If an investor states that Intel is overvalued at 65 times, he is referring to___________.

earnings per share
dividend yield
book value
P/E ratio

The correct answer is D. P/E ratio.

The P/E ratio is a valuation ratio that compares a company’s stock price to its earnings per share. A high P/E ratio indicates that investors are willing to pay a premium for a company’s stock, which may be due to expectations of strong future earnings growth. However, a high P/E ratio can also be a sign that a stock is overvalued.

Earnings per share (EPS) is a measure of a company’s profitability. It is calculated by dividing a company’s net income by the number of shares outstanding. A high EPS indicates that a company is profitable and is generating a lot of earnings per share. However, EPS can be misleading if a company has a large number of shares outstanding.

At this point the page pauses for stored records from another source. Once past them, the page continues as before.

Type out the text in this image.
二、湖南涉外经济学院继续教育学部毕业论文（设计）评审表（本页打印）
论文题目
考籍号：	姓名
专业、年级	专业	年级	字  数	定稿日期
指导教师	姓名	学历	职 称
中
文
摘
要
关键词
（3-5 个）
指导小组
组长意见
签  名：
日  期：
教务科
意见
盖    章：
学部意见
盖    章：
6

Dividend yield is a measure of a company’s dividend payout ratio. It is calculated by dividing a company’s annual dividend per share by its stock price. A high dividend yield indicates that a company is paying out a large portion of its earnings as dividends. However, a high dividend yield can also be a sign that a company is struggling to grow its earnings.

Book value is a measure of a company’s assets minus its liabilities. It is often used as a measure of a company’s intrinsic value. However, book value can be misleading if a company has a lot of intangible assets, such as patents or trademarks.

In conclusion, the correct answer is D. P/E ratio.